The company’s product lineup covers the standard spectrum of cannabis offerings: indica, sativa, indica-dominant hybrid, sativa-dominant hybrid, and a cannabidiol-heavy strain.
Newstrike CEO Jay Wilgar told the Georgia Straight at the Creemore event that the company is focused on simplifying the diverse array of cannabis products available.
“When we started talking to people, what we started noticing, with the exception of B.C., was that most Canadians don’t know what they’re smoking or using, or very little about weed itself,” Wilgar said.
The company narrowed down 10 of the “most popular” North American phenotypes, ultimately settling on five that would best represent each type of strain.
“We decided to come up with, for example, the one best indica we believe will work in the marketplace and that people will understand…We’re simplifying the process with high-quality product.”
Up Cannabis currently has two grow sites: one in Brantford, Ontario, and a 506,000-square-foot facility nearby that holds about 160,000 plants. The five strains announced last week are just the company’s entry into the marketplace—it has more planned for the near future.
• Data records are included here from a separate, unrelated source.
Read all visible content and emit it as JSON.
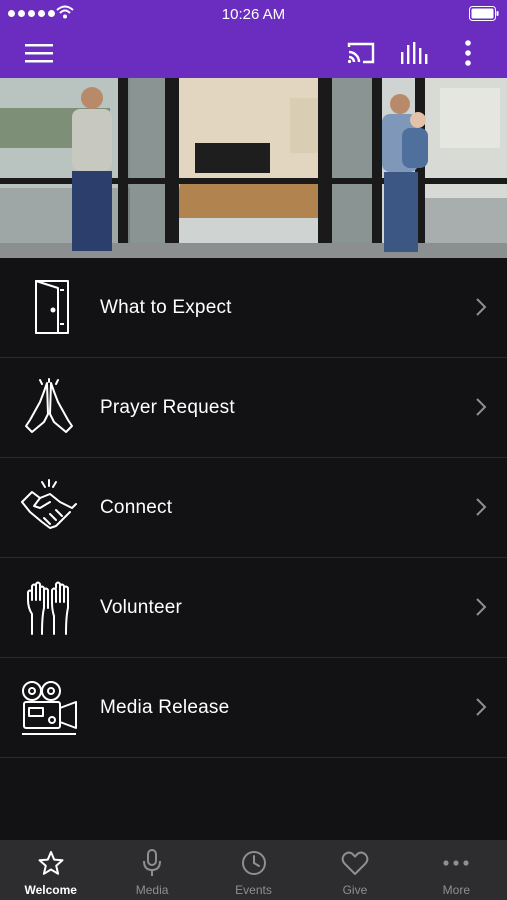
{
  "status_bar": {
    "time": "10:26 AM",
    "signal_icon": "signal-dots-icon",
    "wifi_icon": "wifi-icon",
    "battery_icon": "battery-icon"
  },
  "app_bar": {
    "menu_icon": "hamburger-menu-icon",
    "cast_icon": "cast-icon",
    "audio_icon": "equalizer-icon",
    "more_icon": "vertical-dots-icon",
    "background_color": "#6a2dc0"
  },
  "menu": {
    "items": [
      {
        "label": "What to Expect",
        "icon": "door-icon"
      },
      {
        "label": "Prayer Request",
        "icon": "praying-hands-icon"
      },
      {
        "label": "Connect",
        "icon": "handshake-icon"
      },
      {
        "label": "Volunteer",
        "icon": "raised-hands-icon"
      },
      {
        "label": "Media Release",
        "icon": "video-camera-icon"
      }
    ]
  },
  "tab_bar": {
    "tabs": [
      {
        "label": "Welcome",
        "icon": "star-icon",
        "active": true
      },
      {
        "label": "Media",
        "icon": "microphone-icon",
        "active": false
      },
      {
        "label": "Events",
        "icon": "clock-icon",
        "active": false
      },
      {
        "label": "Give",
        "icon": "heart-icon",
        "active": false
      },
      {
        "label": "More",
        "icon": "horizontal-dots-icon",
        "active": false
      }
    ]
  }
}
Wilgar said that much of Up Cannabis’s technique is reminiscent of B.C.’s grow style. Eldorado (its “gold standard” sativa), for example, comes from a Ghost Train Haze phenotype that boasts a high THC (tetrahydrocannabinol) level, achieved by growing under indoor conditions they adopted from western growers.
During a heartfelt speech before a banquet-style dinner, Langlois reminded everyone that the date set for cannabis legalization will be the first anniversary of Downie’s death.
“He would have loved that,” he said, rousing diners to a toast.
Although a distribution deal has yet to be announced, Up Cannabis expects to have strains available in at least four provinces by October 17.